Development of the ADNOC HRO-Based Safety Measures-Safety Culture-Operational Efficiency Mediation Framework

Mohammed Ali Ibrahim Alhosani, Sazelin Binti Arif

Abstract


High-risk process industries cannot sustain operational reliability through compliance and technology alone. In ADNOC-type oil and gas environments, safety controls must be enacted consistently under production pressure to prevent incidents, avoid disruption, and protect continuity of operations. Drawing on High Reliability Organization (HRO) theory, this paper develops an ADNOC-relevant mediation framework explaining how Safety Measures (SM) translate into Operational Efficiency (OE) both directly and through Safety Culture (SC).

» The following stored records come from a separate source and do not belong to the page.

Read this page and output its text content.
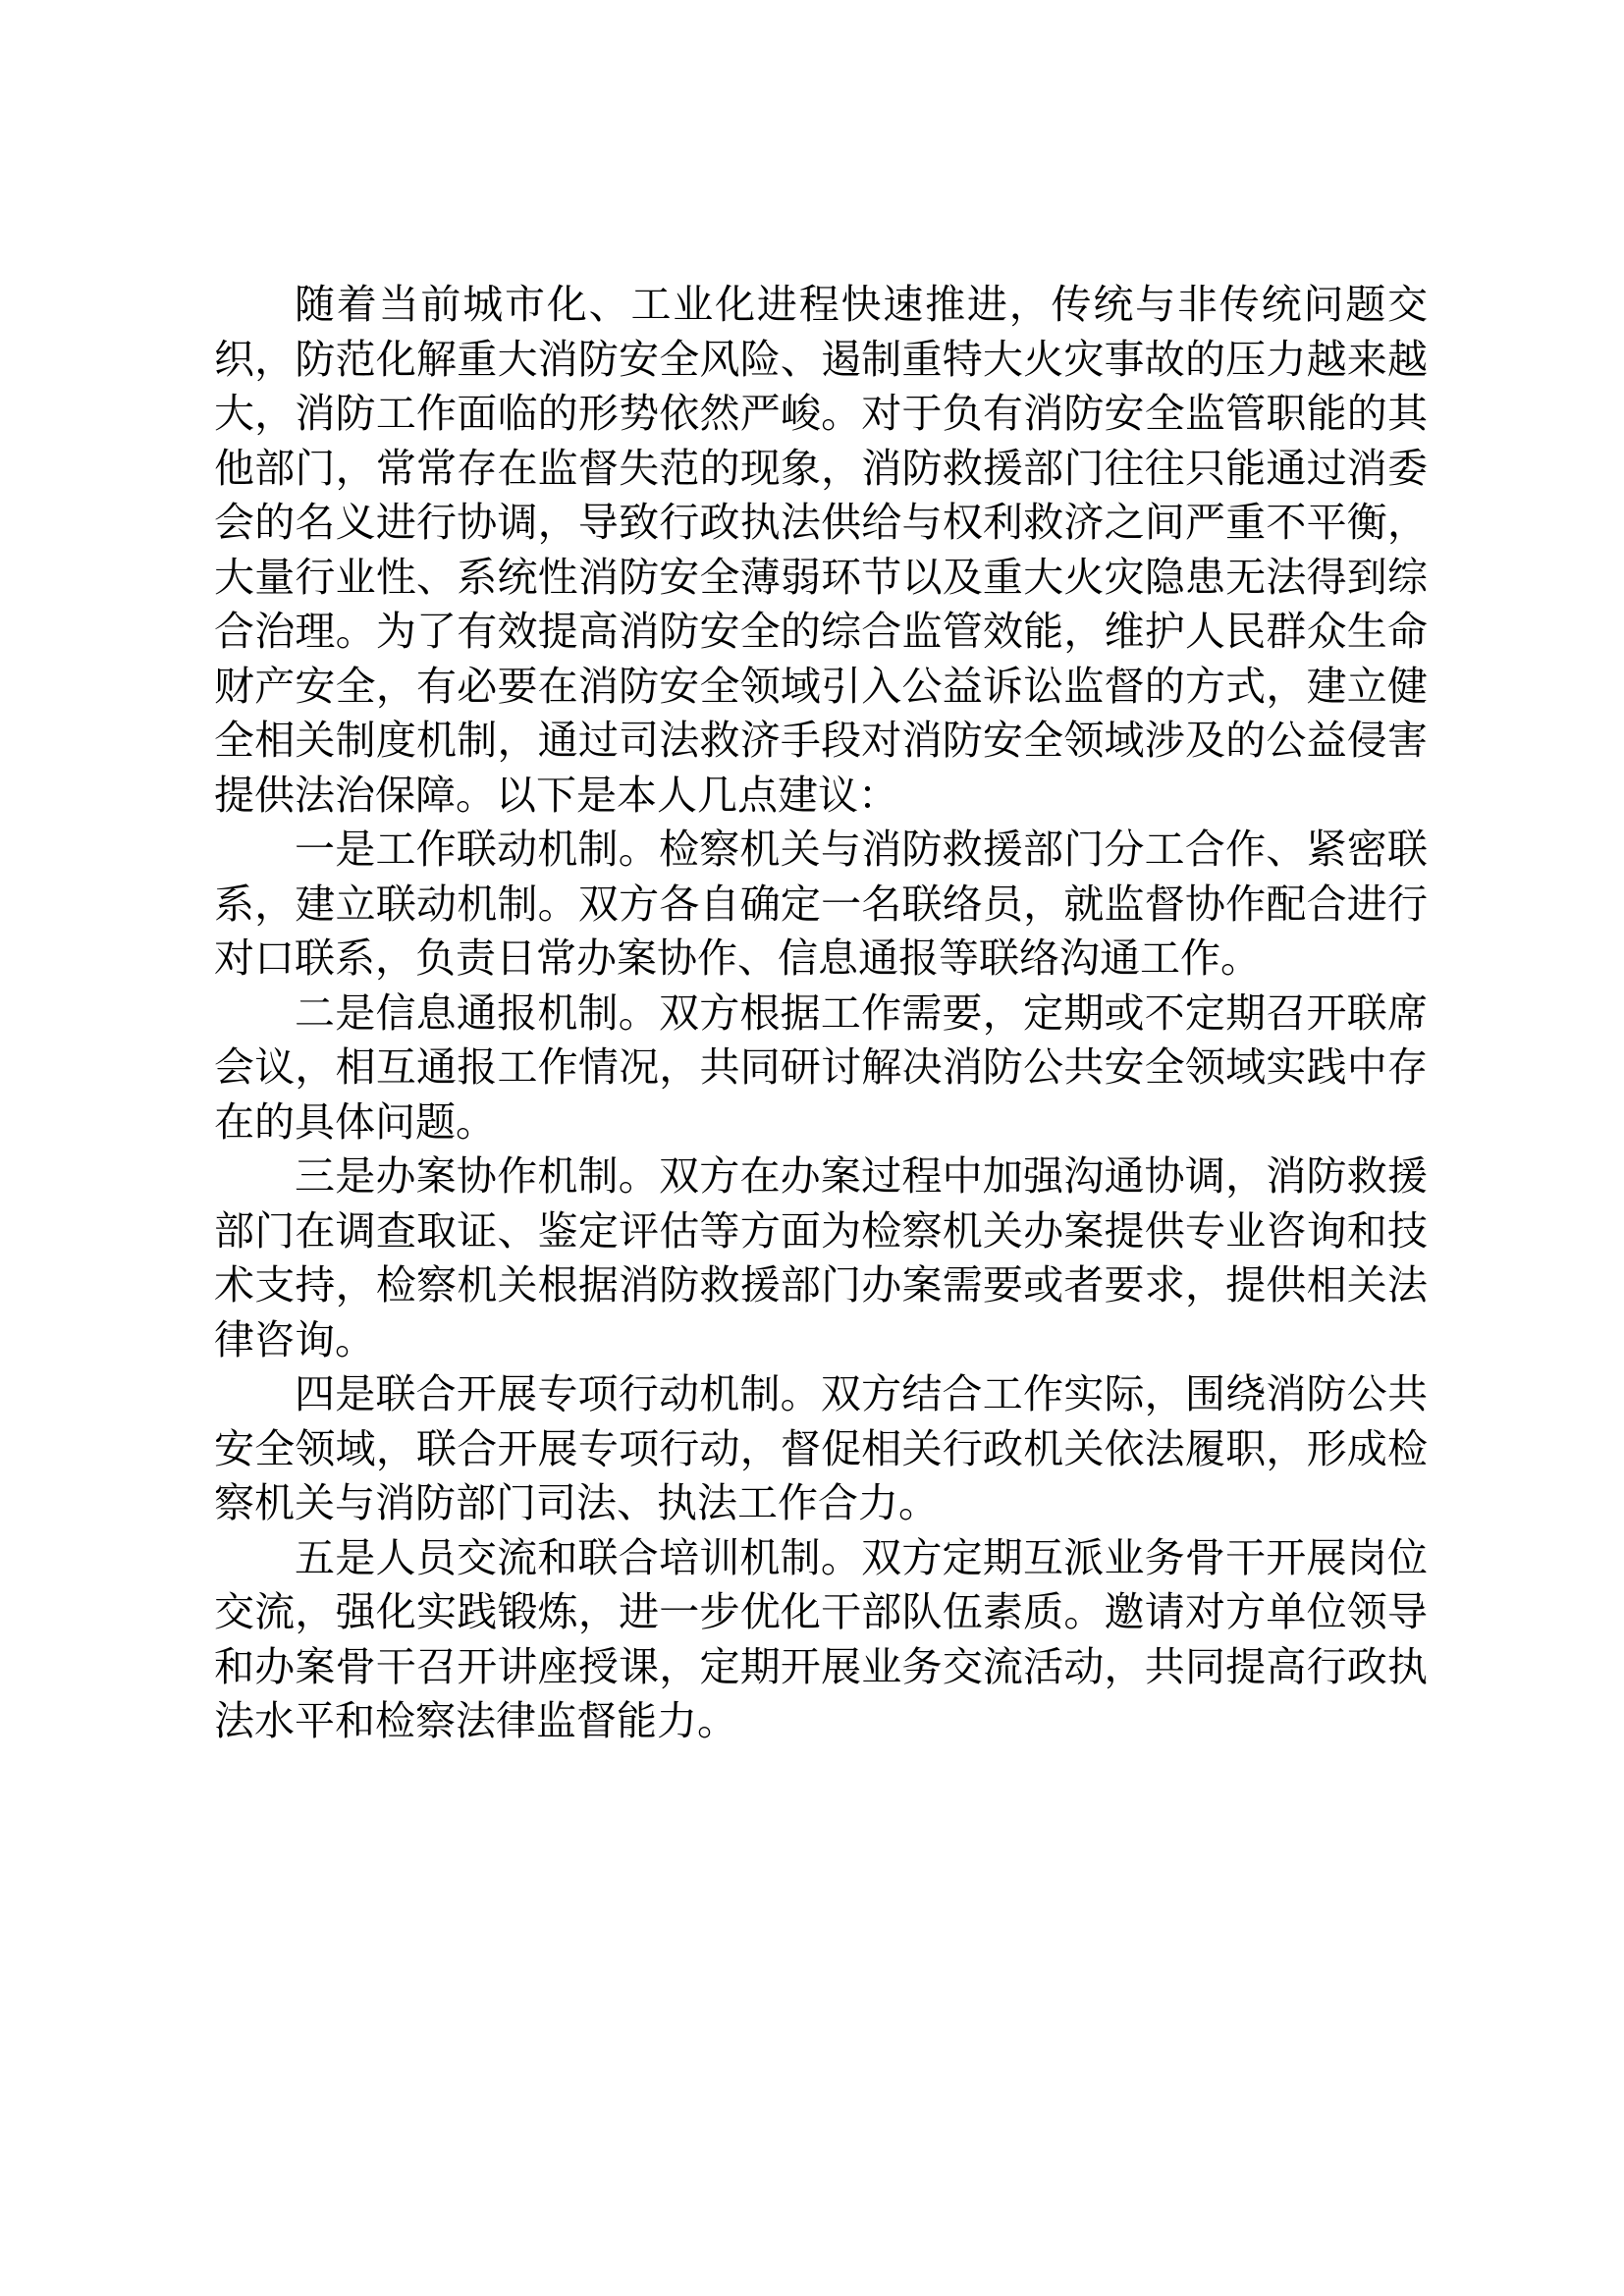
随着当前城市化、工业化进程快速推进，传统与非传统问题交织，防范化解重大消防安全风险、遏制重特大火灾事故的压力越来越大，消防工作面临的形势依然严峻。对于负有消防安全监管职能的其他部门，常常存在监督失范的现象，消防救援部门往往只能通过消委会的名义进行协调，导致行政执法供给与权利救济之间严重不平衡，大量行业性、系统性消防安全薄弱环节以及重大火灾隐患无法得到综合治理。为了有效提高消防安全的综合监管效能，维护人民群众生命财产安全，有必要在消防安全领域引入公益诉讼监督的方式，建立健全相关制度机制，通过司法救济手段对消防安全领域涉及的公益侵害提供法治保障。以下是本人几点建议：

一是工作联动机制。检察机关与消防救援部门分工合作、紧密联系，建立联动机制。双方各自确定一名联络员，就监督协作配合进行对口联系，负责日常办案协作、信息通报等联络沟通工作。

二是信息通报机制。双方根据工作需要，定期或不定期召开联席会议，相互通报工作情况，共同研讨解决消防公共安全领域实践中存在的具体问题。

三是办案协作机制。双方在办案过程中加强沟通协调，消防救援部门在调查取证、鉴定评估等方面为检察机关办案提供专业咨询和技术支持，检察机关根据消防救援部门办案需要或者要求，提供相关法律咨询。

四是联合开展专项行动机制。双方结合工作实际，围绕消防公共安全领域，联合开展专项行动，督促相关行政机关依法履职，形成检察机关与消防部门司法、执法工作合力。

五是人员交流和联合培训机制。双方定期互派业务骨干开展岗位交流，强化实践锻炼，进一步优化干部队伍素质。邀请对方单位领导和办案骨干召开讲座授课，定期开展业务交流活动，共同提高行政执法水平和检察法律监督能力。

Safety Measures are specified as a higher-order construct represented by Advanced Safety Technology (AST), Compliance with Safety (CWS), Emergency Response (ER), and Personal Protective Equipment (PPE). Safety Culture is modelled as a higher-order construct reflected by Safety Awareness (SA) and Management Commitment to Safety (MCS), capturing the behavioural and leadership conditions that determine reliable enactment. Operational Efficiency is conceptualized as a higher-order construct reflected by Perceived Downtime Reduction (PD) and Perceived Productivity Improvement/Stability (PI), emphasizing reliability-based efficiency in asset-intensive operations. By integrating process safety, operational excellence, and HRO perspectives, the framework clarifies where safety investments deliver operational value and provides a structured basis for future survey-based validation and benchmarking across ADNOC operating contexts.